Well being care employees and advocates say nothing good can come out of a authorities plan to denationalise hospital surgical procedures, calling the plan “a Trojan horse.”
A 15-foot tall Malicious program is being introduced round Ontario, as unionized employees put strain on the Ford authorities to desert privatization plans and put that cash again into public hospitals.
The horse made a cease at Guelph Normal Hospital and St. Joseph’s Well being Centre Wednesday.
“We need all hands on deck to fight this privatization, and win this fight against our government,” mentioned Mark Zinger, a registered nurse at Guelph Normal and vp of CUPE Native 57, which represents registered sensible nurses, PSW’s, cleaners and different hospital employees.
Laws was handed final yr to broaden entry to non-public, for-profit clinics.
Zinger took goal at these clinics, calling them “unaffordable.”
“Not only are they charging patients out-of-pocket, but they are also charging the government far more than public hospitals for the same services,” he mentioned.
Based on the Canadian Institute for Well being Data, the fee for knee surgical procedure in a public hospital is about $10,000. At a non-public clinic, the fee is sort of thrice as a lot.
Zinger mentioned a non-public clinic within the GTA was given $1,264 by the federal government, per eye, for cataract surgical procedures, in comparison with $508 at public hospitals.
He mentioned the federal government will justify the sort of spending as making an attempt to deal with a surgical backlog. However he fired again and mentioned personal clinics don’t “magically create additional capacity.”
“They are not an add on, they’re a takeaway,” he mentioned, including the personal sector poaches employees from the general public sector, creating employees shortages and longer wait occasions within the course of.
He mentioned as staffing ranges worsen in public hospitals and authorities funding goes up in for revenue clinics, it creates unequal entry for sufferers, the place these with cash can leap the queue and get serviced.
“That is a dangerous precedent, and we can’t let this become a new normal in Ontario,” Zinger mentioned, including you solely want to have a look at well being care in the USA to see the “havoc” that personal clinics create.
“It’s increasing the wait times, it won’t alleviate the crisis in our hospitals, the crisis around staffing and the crisis around beds and really the crisis that the patients need in these public hospitals,” mentioned Sharon Richer, the secretary treasurer of the Ontario Council of Hospitals.
She referred to as the plan “deceptive” and “dangerous to our public hospitals.”
Richer added it’s going to create a two-tiered system, benefiting the rich, who can spend further to get medical providers faster.
So why the horse?
Richer mentioned it’s a “perfect” metaphor for the federal government’s plan.
“He’s talking to Ontarians, and he’s talking to them that it has been a gift that he’s giving us,” she mentioned.
In Greek mythology, the picket horse is accepted into town of Troy as a pretend gesture of peace throughout a conflict. At evening, Greek troopers contained in the horse got here out, opened the entrance gate and troopers destroyed town from the within to win the conflict.

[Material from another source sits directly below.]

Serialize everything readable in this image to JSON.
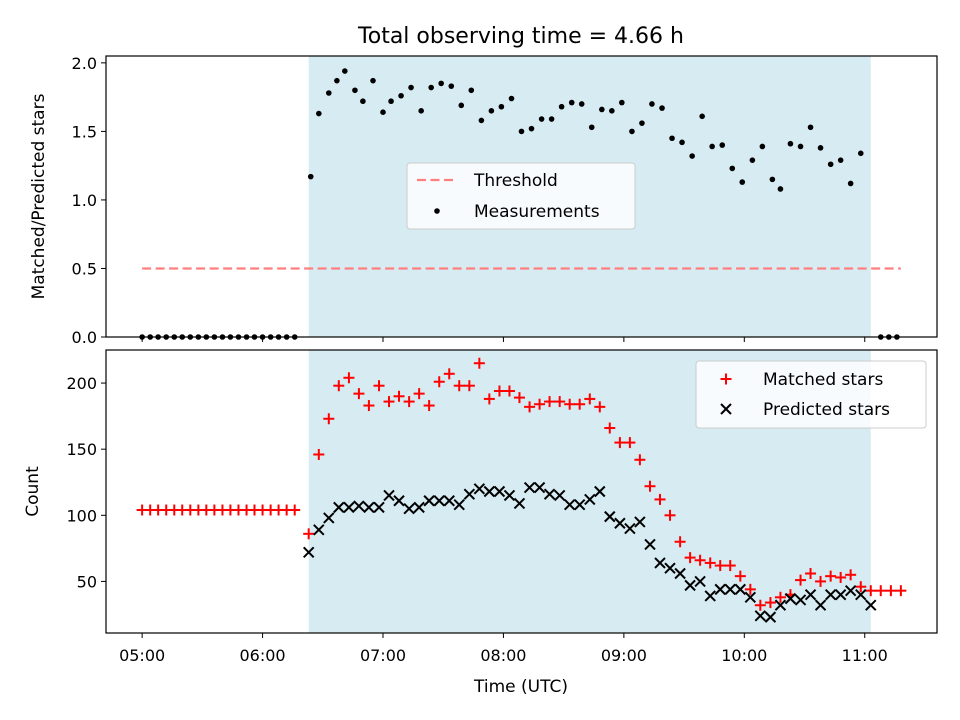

Richer mentioned the plan isn’t a present in any respect, including it’s devastating the general public well being care system.
In response, a spokesperson for Well being Minister Sylvia Jones mentioned the province has made “record investments in our publicly funded healthcare system,” and touted the federal government’s funding of over $85 billion into the system this yr.

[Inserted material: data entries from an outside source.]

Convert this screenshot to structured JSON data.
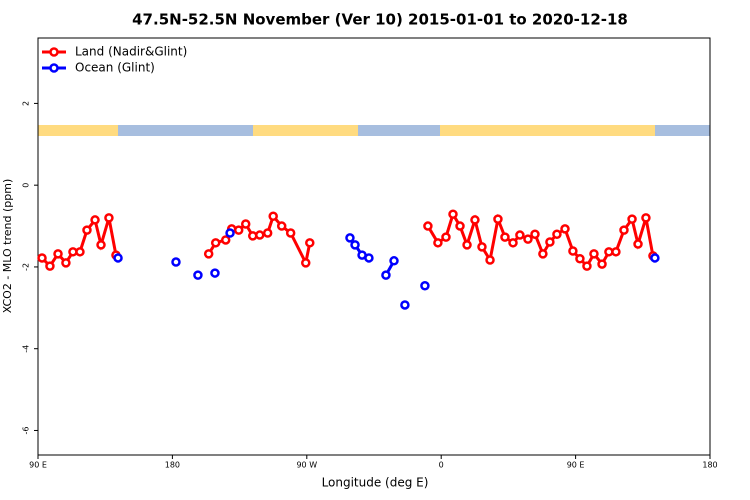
{
  "chart_data": {
    "type": "line",
    "title": "47.5N-52.5N November (Ver 10)   2015-01-01 to 2020-12-18",
    "x_label": "Longitude (deg E)",
    "y_label": "XCO2 - MLO trend (ppm)",
    "xlim": [
      90,
      540
    ],
    "ylim": [
      -6.6,
      3.6
    ],
    "xticks": [
      {
        "value": 90,
        "label": "90 E"
      },
      {
        "value": 180,
        "label": "180"
      },
      {
        "value": 270,
        "label": "90 W"
      },
      {
        "value": 360,
        "label": "0"
      },
      {
        "value": 450,
        "label": "90 E"
      },
      {
        "value": 540,
        "label": "180"
      }
    ],
    "yticks": [
      -6,
      -4,
      -2,
      0,
      2
    ],
    "legend": "top-left",
    "series": [
      {
        "name": "Land (Nadir&Glint)",
        "color": "#ff0000",
        "x": [
          92.7,
          98.0,
          103.4,
          108.7,
          113.4,
          118.1,
          122.8,
          128.2,
          132.2,
          137.5,
          142.2,
          null,
          204.3,
          209.0,
          215.7,
          219.7,
          224.4,
          229.1,
          233.8,
          238.5,
          243.8,
          247.5,
          253.2,
          259.2,
          269.3,
          272.0,
          null,
          351.1,
          357.8,
          363.2,
          367.9,
          372.6,
          377.3,
          382.6,
          387.3,
          392.7,
          398.0,
          402.7,
          408.1,
          412.7,
          418.1,
          422.8,
          428.1,
          432.8,
          437.5,
          442.9,
          448.2,
          452.9,
          457.6,
          462.3,
          467.7,
          472.3,
          477.0,
          482.4,
          487.8,
          491.8,
          497.1,
          501.8
        ],
        "values": [
          -1.78,
          -1.98,
          -1.68,
          -1.9,
          -1.63,
          -1.63,
          -1.1,
          -0.85,
          -1.46,
          -0.8,
          -1.71,
          null,
          -1.68,
          -1.41,
          -1.34,
          -1.07,
          -1.1,
          -0.95,
          -1.24,
          -1.22,
          -1.17,
          -0.76,
          -1.0,
          -1.17,
          -1.9,
          -1.41,
          null,
          -1.0,
          -1.41,
          -1.27,
          -0.71,
          -1.0,
          -1.46,
          -0.85,
          -1.51,
          -1.83,
          -0.83,
          -1.27,
          -1.41,
          -1.22,
          -1.32,
          -1.2,
          -1.68,
          -1.39,
          -1.2,
          -1.07,
          -1.61,
          -1.8,
          -1.98,
          -1.68,
          -1.93,
          -1.63,
          -1.63,
          -1.1,
          -0.83,
          -1.44,
          -0.8,
          -1.73
        ]
      },
      {
        "name": "Ocean (Glint)",
        "color": "#0000ff",
        "x": [
          143.6,
          null,
          182.4,
          null,
          197.1,
          null,
          208.5,
          null,
          218.6,
          null,
          298.9,
          302.3,
          307.0,
          311.6,
          null,
          323.0,
          328.4,
          null,
          335.7,
          null,
          349.1,
          null,
          503.1
        ],
        "values": [
          -1.78,
          null,
          -1.88,
          null,
          -2.2,
          null,
          -2.15,
          null,
          -1.17,
          null,
          -1.29,
          -1.46,
          -1.71,
          -1.78,
          null,
          -2.2,
          -1.85,
          null,
          -2.93,
          null,
          -2.46,
          null,
          -1.78
        ]
      }
    ]
  }
}
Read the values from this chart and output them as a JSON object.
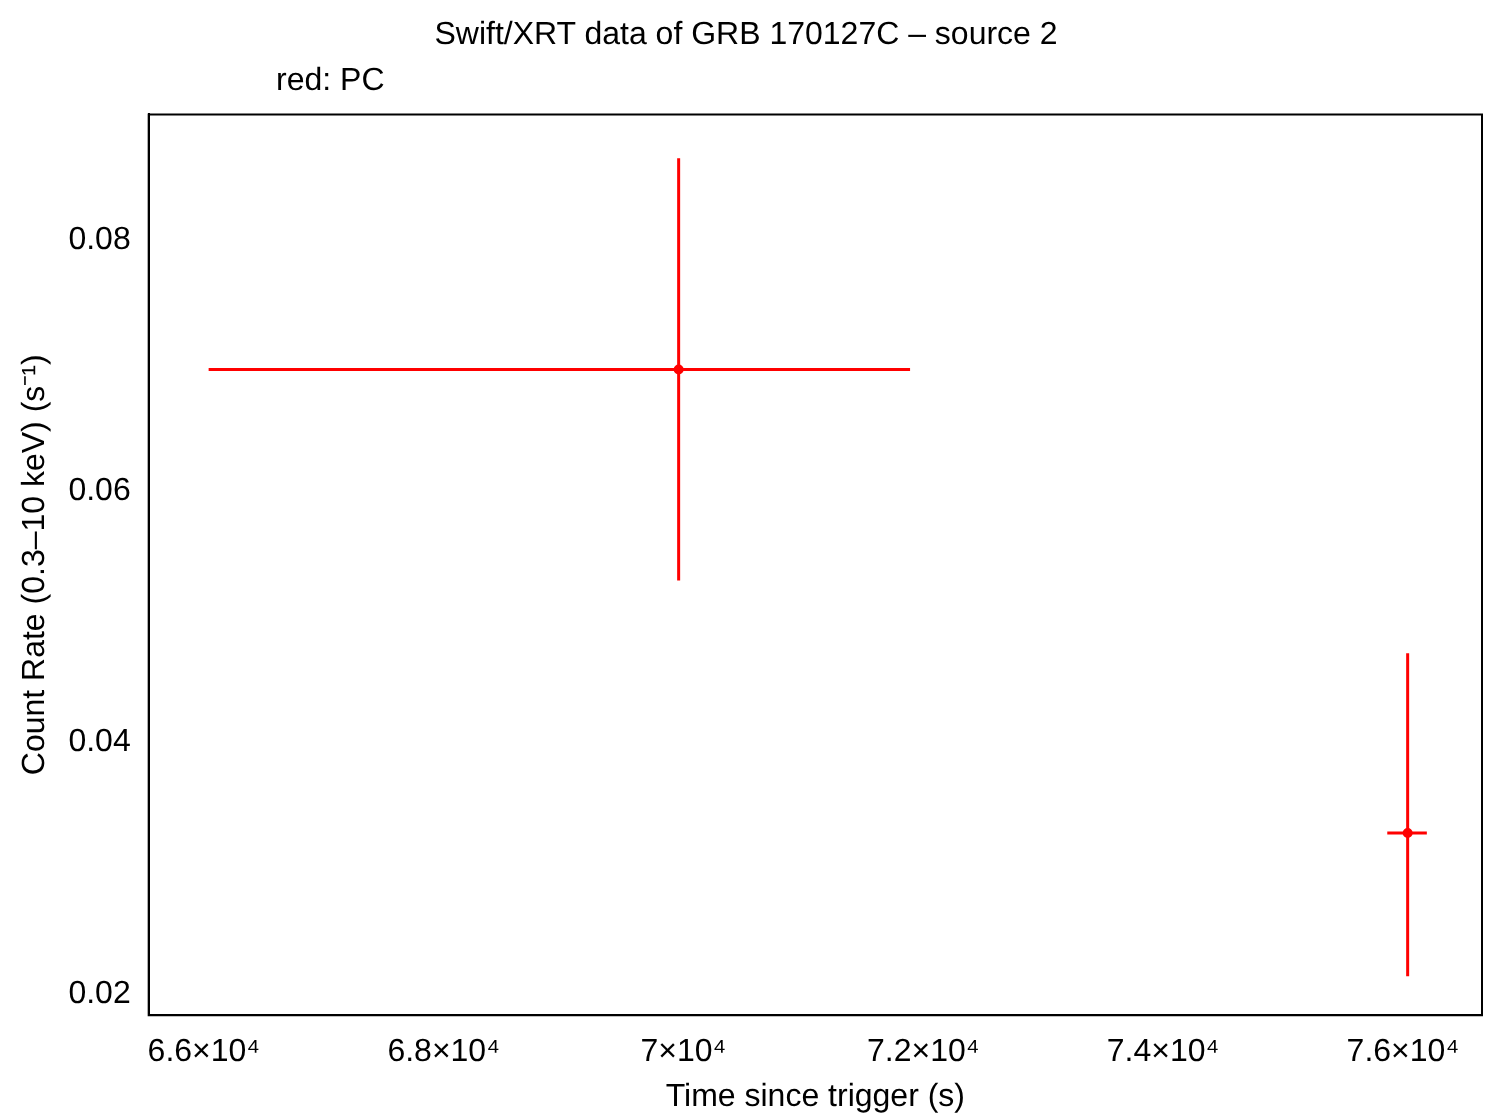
{
  "chart_data": {
    "type": "scatter",
    "title": "Swift/XRT data of GRB 170127C – source 2",
    "xlabel": "Time since trigger (s)",
    "ylabel": "Count Rate (0.3–10 keV) (s⁻¹)",
    "annotations": [
      "red: PC"
    ],
    "x": [
      69960,
      76040
    ],
    "series": [
      {
        "color": "#ff0000",
        "values": [
          0.0697,
          0.0328
        ],
        "errors": [
          [
            0.0529,
            0.0865
          ],
          [
            0.0214,
            0.0471
          ]
        ],
        "xerrors": [
          [
            66040,
            71890
          ],
          [
            75870,
            76200
          ]
        ]
      }
    ],
    "grid": false,
    "legend": false,
    "xlim": [
      65540,
      76660
    ],
    "ylim": [
      0.0183,
      0.09
    ],
    "xticks": [
      {
        "value": 66000,
        "label": "6.6×10⁴"
      },
      {
        "value": 68000,
        "label": "6.8×10⁴"
      },
      {
        "value": 70000,
        "label": "7×10⁴"
      },
      {
        "value": 72000,
        "label": "7.2×10⁴"
      },
      {
        "value": 74000,
        "label": "7.4×10⁴"
      },
      {
        "value": 76000,
        "label": "7.6×10⁴"
      }
    ],
    "yticks": [
      {
        "value": 0.02,
        "label": "0.02"
      },
      {
        "value": 0.04,
        "label": "0.04"
      },
      {
        "value": 0.06,
        "label": "0.06"
      },
      {
        "value": 0.08,
        "label": "0.08"
      }
    ]
  }
}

“We have increased our investment across the hospital sector by four per cent for a record two years in a row, we are getting shovels in the ground for over 50 hospital development projects across the province,” Hannah Jensen mentioned. “Over the past two years, we now have registered a document variety of new nurses, including 32,000 new nurses, with one other 30,000 finding out nursing at one in all Ontario’s schools or universities and since 2018, we now have added over 12,500 new docs to the healthcare workforce. However we aren’t stopping there.
“We have increased publicly funded diagnostic imaging capacity by an additional 97,767 MRI and 116,443 CT operating hours, adding 32,000 OHIP-covered cataract surgeries, eliminating a 180,000 person cervical cancer screening test backlog, and achieving some of the shortest wait times of any province in Canada, with nearly 80 percent of people receiving their procedure within clinically recommended target times.”